The eight states did not include California, where 60% of the option ARMs that Wells inherited were written. Wells said it could not address why California had not participated in the eight-state negotiations, but that it had contacted the state about Wednesday's agreement.
"We look forward to talking … about this agreement, and hopefully entering into similar agreements, with other states," Codel said. The eight-state agreement is in many ways an extension of mortgage modification work that Wells has already undertaken. Because the company took a $24 billion purchase-accounting writedown on the pick-a-pay portfolio at the time of Wachovia's purchase, Wells has been able to forgive more than $3.4 billion of debt without recognizing new losses.
Wednesday's agreement will add a new feature to the programs, however: earned principal forgiveness. For qualifying underwater borrowers, Codel said, Wells will be willing to trim loan-to-value ratios to 115% of a home's current value, assuming the borrower continues to make timely payments over the next several years. It will also consider taking such steps on mortgages outside of the eight states, Codel said.
By resolving the concerns of the eight attorneys general, Wells has sidestepped the potential cost and reputational damage of litigation over its predecessors' lending practices. Instead it will invest in mortgage modifications that should improve its ultimate recovery rates on the pick-a-pay portfolio.
Industry observers said Wednesday that Wells' bargain was a less painful way of resolving state investigations, comparing it favorably with a more onerous settlement that Bank of America Corp. agreed to earlier this year in order to resolve state predatory-lending litigation.

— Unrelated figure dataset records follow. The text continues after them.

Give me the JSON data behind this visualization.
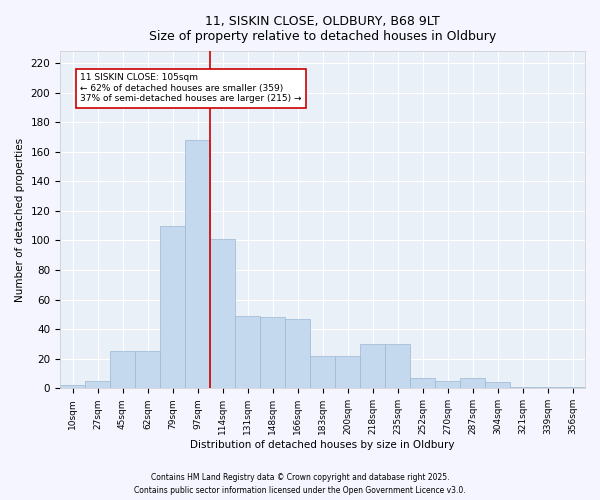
{
  "title1": "11, SISKIN CLOSE, OLDBURY, B68 9LT",
  "title2": "Size of property relative to detached houses in Oldbury",
  "xlabel": "Distribution of detached houses by size in Oldbury",
  "ylabel": "Number of detached properties",
  "categories": [
    "10sqm",
    "27sqm",
    "45sqm",
    "62sqm",
    "79sqm",
    "97sqm",
    "114sqm",
    "131sqm",
    "148sqm",
    "166sqm",
    "183sqm",
    "200sqm",
    "218sqm",
    "235sqm",
    "252sqm",
    "270sqm",
    "287sqm",
    "304sqm",
    "321sqm",
    "339sqm",
    "356sqm"
  ],
  "values": [
    2,
    5,
    25,
    25,
    110,
    168,
    101,
    49,
    48,
    47,
    22,
    22,
    30,
    30,
    7,
    5,
    7,
    4,
    1,
    1,
    1
  ],
  "bar_color": "#c5d9ee",
  "bar_edge_color": "#9ab8d4",
  "bg_color": "#eaf0f8",
  "grid_color": "#ffffff",
  "vline_color": "#cc0000",
  "vline_pos": 5.5,
  "annotation_text": "11 SISKIN CLOSE: 105sqm\n← 62% of detached houses are smaller (359)\n37% of semi-detached houses are larger (215) →",
  "annotation_box_color": "#ffffff",
  "annotation_box_edge": "#cc0000",
  "footnote1": "Contains HM Land Registry data © Crown copyright and database right 2025.",
  "footnote2": "Contains public sector information licensed under the Open Government Licence v3.0.",
  "ylim": [
    0,
    228
  ],
  "yticks": [
    0,
    20,
    40,
    60,
    80,
    100,
    120,
    140,
    160,
    180,
    200,
    220
  ],
  "fig_facecolor": "#f5f5ff"
}
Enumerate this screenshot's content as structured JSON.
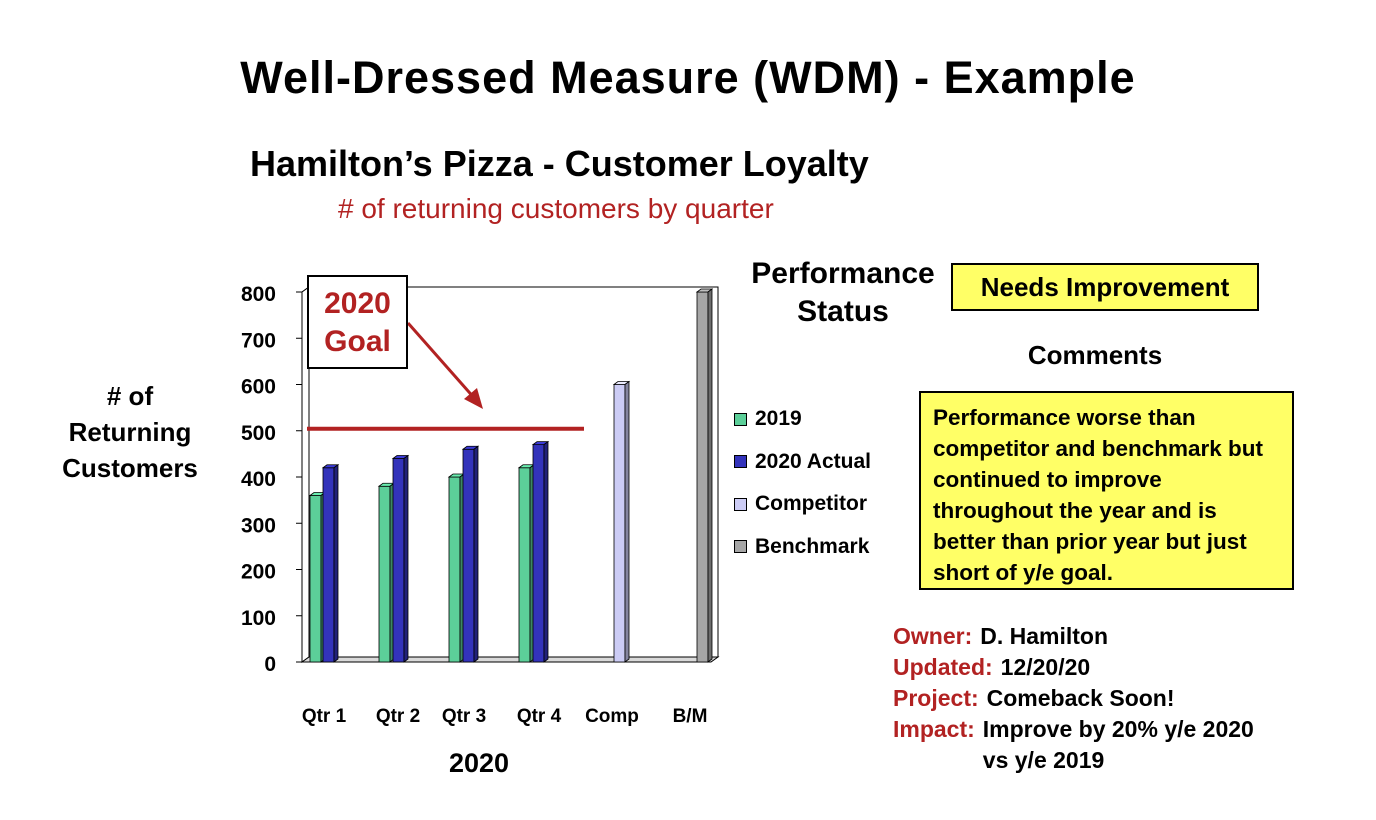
{
  "slide_title": "Well-Dressed Measure (WDM) - Example",
  "performance": {
    "label_line1": "Performance",
    "label_line2": "Status",
    "status": "Needs Improvement"
  },
  "comments": {
    "label": "Comments",
    "text": "Performance worse than competitor and benchmark but continued to improve throughout the year and is better than prior year but just short of y/e goal."
  },
  "meta": {
    "owner_label": "Owner:",
    "owner": "D. Hamilton",
    "updated_label": "Updated:",
    "updated": "12/20/20",
    "project_label": "Project:",
    "project": "Comeback Soon!",
    "impact_label": "Impact:",
    "impact_line1": "Improve by 20% y/e 2020",
    "impact_line2": "vs y/e 2019"
  },
  "annotation": {
    "line1": "2020",
    "line2": "Goal"
  },
  "colors": {
    "s2019": "#5ccf99",
    "s2020": "#3333bb",
    "competitor": "#ccccf5",
    "benchmark": "#a6a6a6",
    "goal": "#b22222"
  },
  "chart_data": {
    "type": "bar",
    "title": "Hamilton’s Pizza - Customer Loyalty",
    "subtitle": "# of returning customers by quarter",
    "ylabel_lines": [
      "# of",
      "Returning",
      "Customers"
    ],
    "xlabel": "2020",
    "categories": [
      "Qtr 1",
      "Qtr 2",
      "Qtr 3",
      "Qtr 4",
      "Comp",
      "B/M"
    ],
    "series": [
      {
        "name": "2019",
        "values": [
          360,
          380,
          400,
          420,
          null,
          null
        ]
      },
      {
        "name": "2020 Actual",
        "values": [
          420,
          440,
          460,
          470,
          null,
          null
        ]
      },
      {
        "name": "Competitor",
        "values": [
          null,
          null,
          null,
          null,
          600,
          null
        ]
      },
      {
        "name": "Benchmark",
        "values": [
          null,
          null,
          null,
          null,
          null,
          800
        ]
      }
    ],
    "goal": 500,
    "ylim": [
      0,
      800
    ],
    "yticks": [
      0,
      100,
      200,
      300,
      400,
      500,
      600,
      700,
      800
    ],
    "grid": true,
    "legend": "right"
  }
}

"A lot of the old Wachovia loans were probably heading toward this result anyway," said Greg Hebner, the president of MOS Group Inc., a mortgage-loss-mitigation company in Irvine, Calif. "Some of the principal that Wells is writing down is the [negative amortization] piece of the loan."
California's absence suggested to Hebner that Wells might still have some tough negotiating in front of it.
"You've got to believe [the eight AGs] called up [California Attorney General] Gerry Brown and Gerry Brown made a decision that he didn't want to be included," Hebner said. Brown's office did not return a call by press time.